Ao olhar da medicina, a obesidade, como no caso do João, é interpretada como uma doença crônica degenerativa: crônica por não ter "cura" e sim "controle" e degenerativa, pois se não for tratada levará a complicações médicas inevitáveis, assim como é o caso da hipertensão arterial, diabetes Mellitus, doenças reumáticas, insuficiência coronariana, Alzheimer, câncer entre outras.
Por este motivo João foi medicado, para que não desencadeasse uma doença degenerativa. Já pensou você leitor, que tem pressão alta, diabetes, insuficiência coronariana tivesse seus medicamentos de uso contínuo retirado das prateleiras das farmácias?
A obesidade no Brasil vem crescendo assustadoramente, embora acredito que nem todos que estão acima do peso são iguais ao caso do João, e bastaria uma mudança de hábitos para voltar ao peso adequado. Mais quantos pacientes como João estarão nestas estatísticas? Cabe à classe médica saber avaliar caso a caso e definir de maneira adequada quem realmente precisa ser medicado e, se assim for necessário, dispor de medicamentos específicos para o tratamento.

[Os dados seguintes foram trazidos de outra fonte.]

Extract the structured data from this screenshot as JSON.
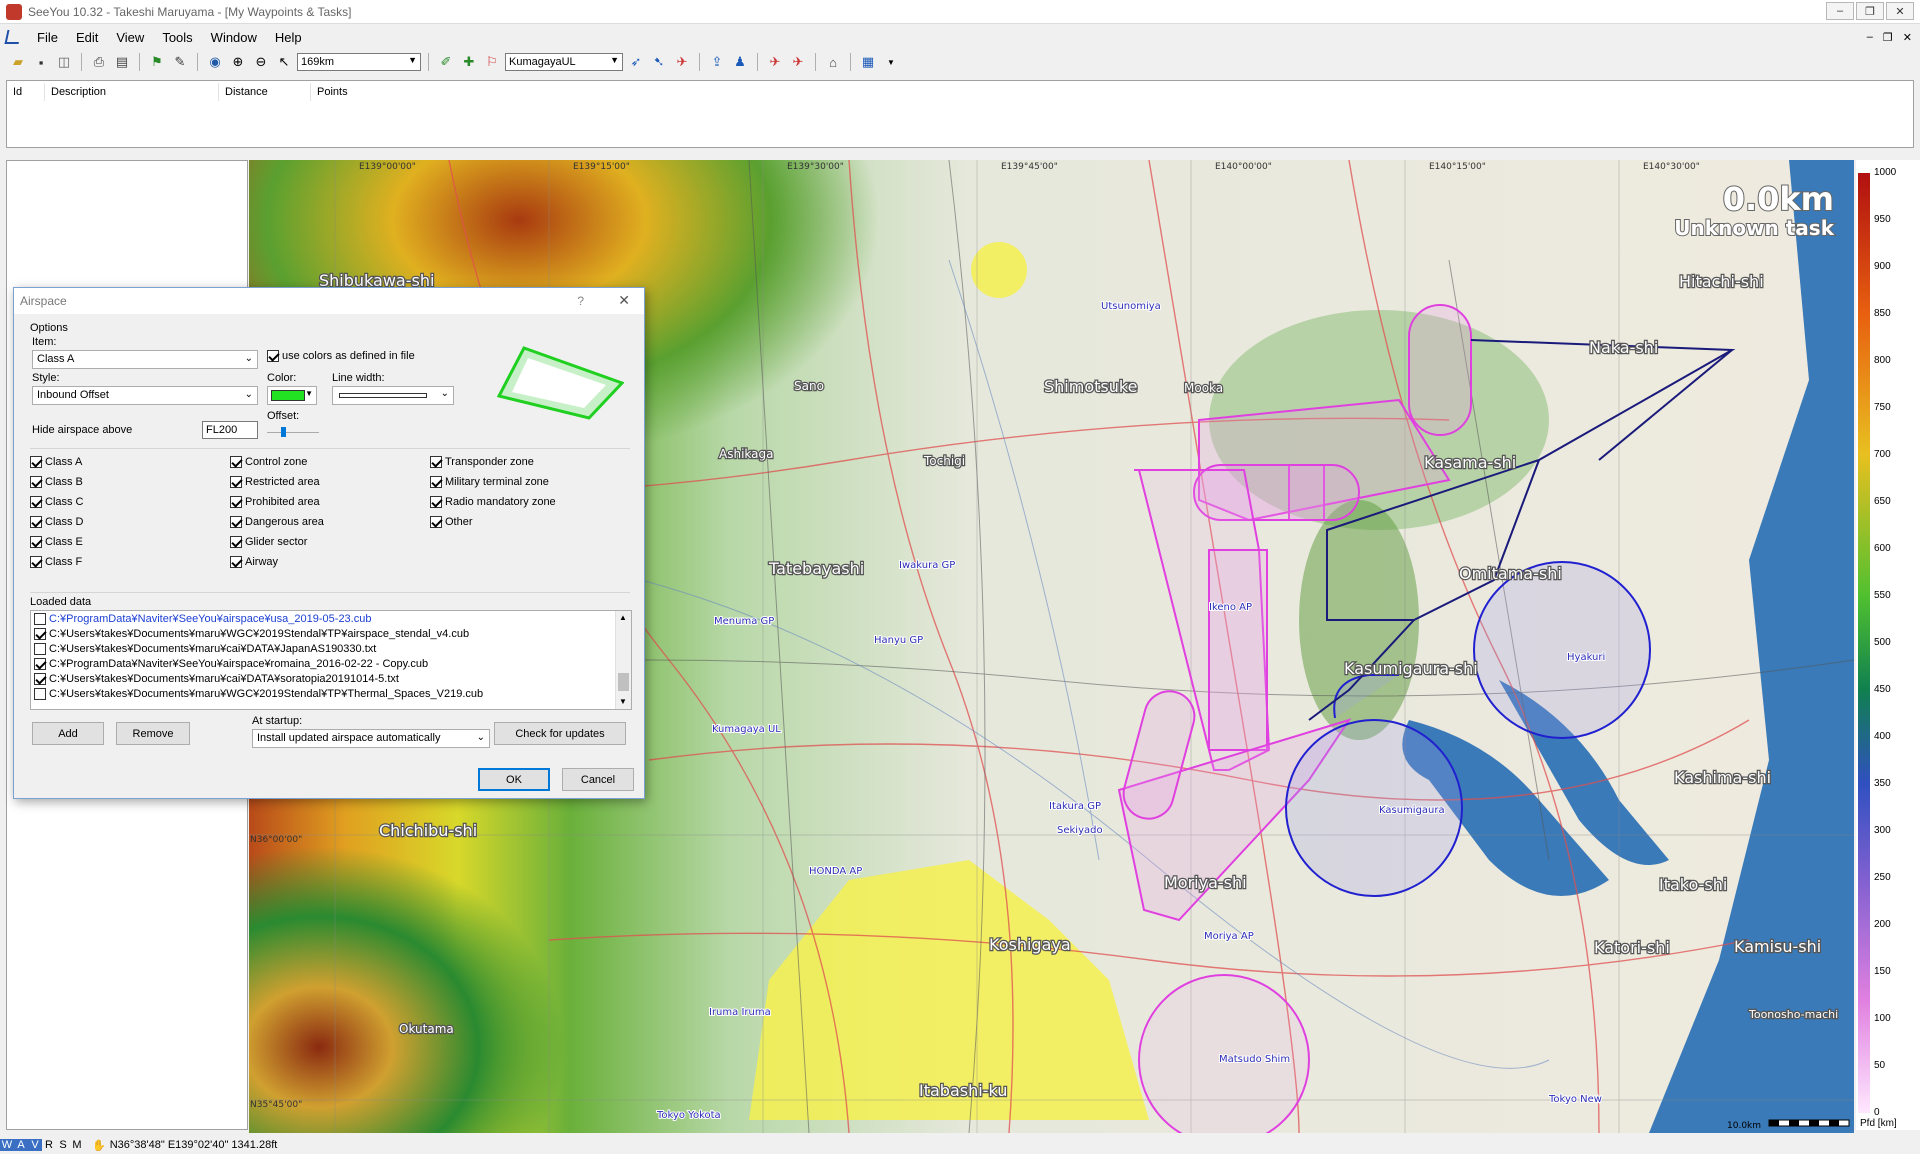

Por isso, a ABRAN (Associação Brasileira de Nutrologia), a SBE (Sociedade Brasileira de Endocrinologia) e a ABESO (Associação Brasileira para Estudo da Obesidade) são favoráveis à prescrição dos medicamentos antiobesidade, desde que haja uma fiscalização rigorosa sobre o uso e a venda dos mesmos e punindo os maus profissionais que prescrevem de maneira inadequada e irresponsável, não respeitando as indicações e as contraindicações, como deve ser feito quando se prescreve qualquer medicação para qualquer doença.